“The immediate future of Europe depends upon the 94 million Europeans aged between 15 and 29” writes the European Foundation for the Improvement of Living and Working Conditions in NEETs Young people not in employment, education or training: Characteristics, costs and policy responses in Europe. (Adapted choosen excerpts by Job Market Monitor to follow).
Apart from the challenges that young people for generations have faced as they embark up on adult life, this generation will live in an era of full globalisation and will have to cope with the responsibility of an ageing population. So it is a matter of great concern that these young people have been hit so hard by the economic crisis. Only 34% were employed in 2011, the lowest figure ever recorded by Eurostat.
The unemployment figures also testify to an appreciably more difficult labour market for young people; since the start of the recession, youth unemployment has risen by 1.5 million, reaching 5.5 million (or 21%) in 2011.
Serious as these statistics may be, they do not adequately capture the situation of young people, not least because many are students and hence classified as being out of the labour force. For this reason, EU policymakers are increasingly using the concept of NEET – ‘not in employment, education or training’.
The definition is in principle straightforward, referring to those who currently do not have a job, are not enrolled in training or are not classified as a student. It is a measure of disengagement from the labour market and perhaps from society in general.
The report analyses the labour market situation of young people in Europe, with a specific focus on the group categorised as NEET. It examines the determinants of belonging to the NEET group, and measures the economic and social costs of NEETs. In addition, it assesses how policy in Member States has sought to support young people to gain a foothold in the labour market.
According to Eurostat, in 2011, 7.5 million young people aged 15–24 and an additional 6.5 million young people aged 25–29 were excluded from the labour market and education in Europe. This corresponds to a significant increase in the NEETS rate: in 2008, the figure stood at 11% of 15–24-year-olds and 17% of 25–29-year-olds; by 2011 these rates had increased to 13% and 20% respectively. There is huge variation between Member States, with rates varying from below 7% (Luxembourg and the Netherlands) to above 17% (Bulgaria, Ireland, Italy and Spain).
NEETs are a very heterogeneous population. The largest subgroup tends to be those who are conventionally unemployed.
Other vulnerable subgroups include the sick and disabled and young carers. Non-vulnerable subgroups include those simply taking time out and those constructively engaged in other activities such as art, music and self-directed learning.

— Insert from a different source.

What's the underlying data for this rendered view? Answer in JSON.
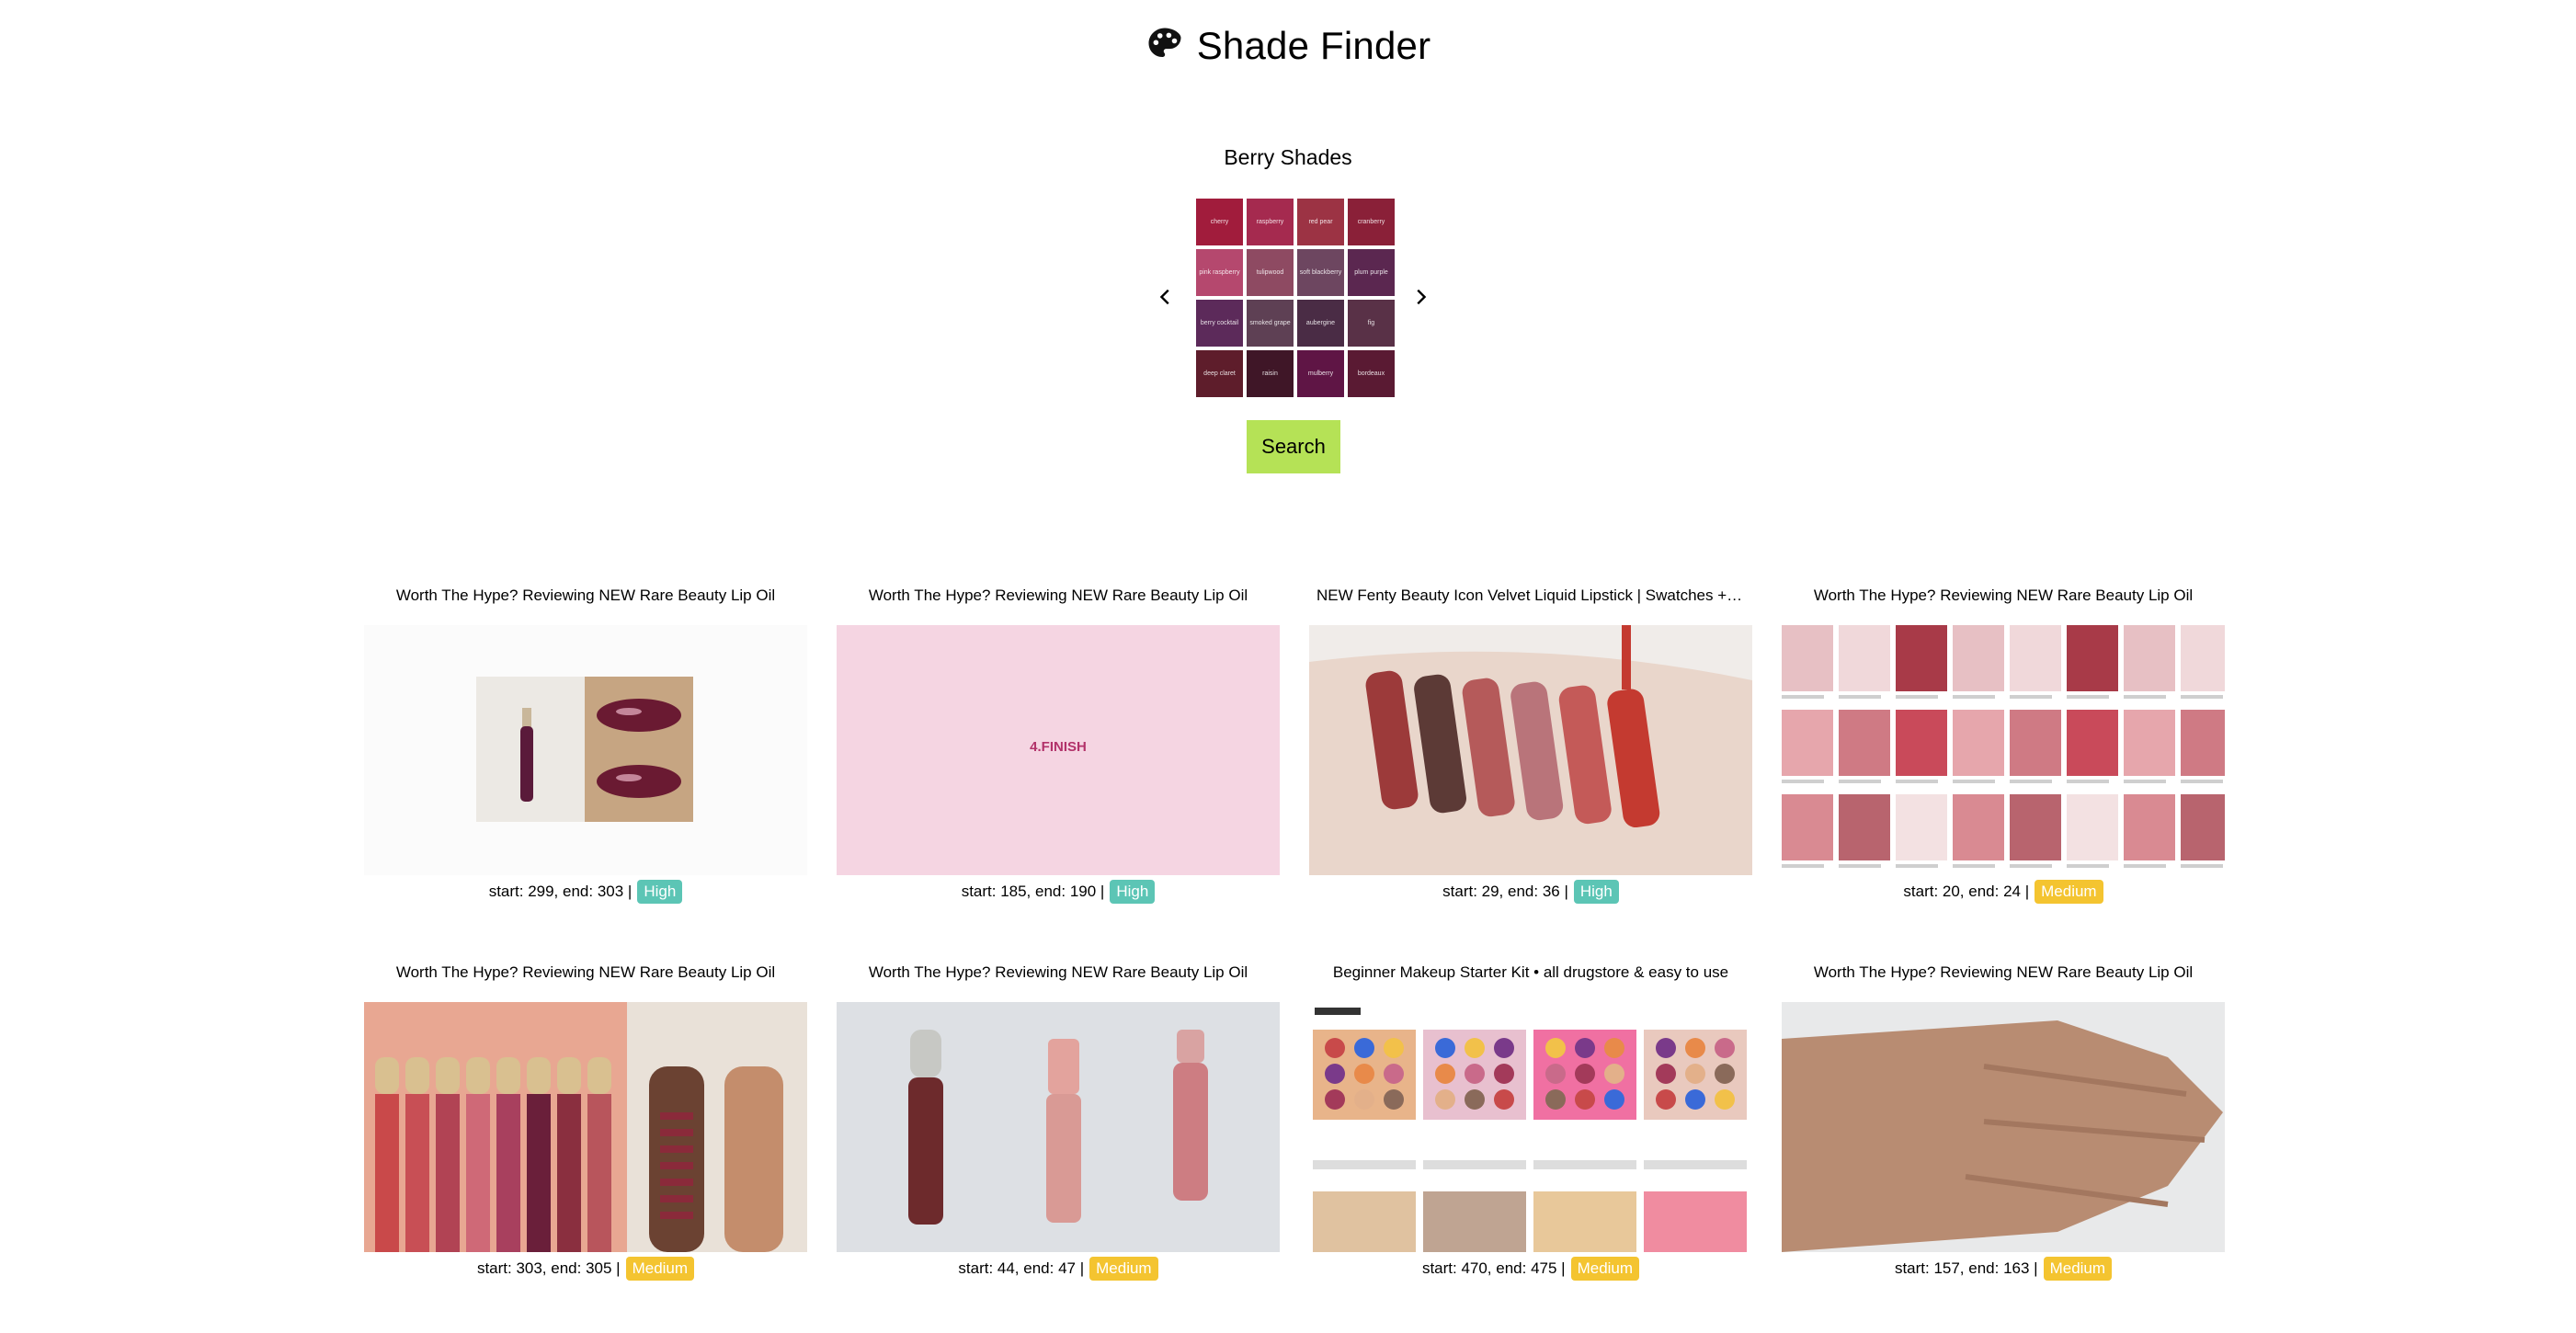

What they do have in common is the fact that they are not accumulating human capital through formal channels.
Some young people are at greater risk of being NEET than others. Those with low levels of education are three times more likely to be NEET compared to those with tertiary education, while young people with an immigration background are 70% more likely to become NEET than nationals. Young people suffering from some kind of disability or health issues are 40% more likely to be NEET than those in good health. Family background also has a crucial influence.
Being NEET has severe adverse consequences for the individual, society and the economy. Spending time as NEET may lead to a wide range of social disadvantages, such as disaffection, insecure and poor future employment, youth offending, and mental and physical health problems. In 2011, the economic loss due to the disengagement of young people from the labour market was €153 billion. This is a conservative estimate and corresponds to 1.2% of European GDP. There is great variation between Member States, but some countries are paying an especially high price of 2% or more of their GDP: Bulgaria, Cyprus, Greece, Hungary, Ireland, Italy, Latvia and Poland.
NEETs are at higher risk of being politically and socially alienated. Compared to their non-NEET counterparts, NEETs have a dramatically lower level of political interest, political and social engagement, and a lower level of trust.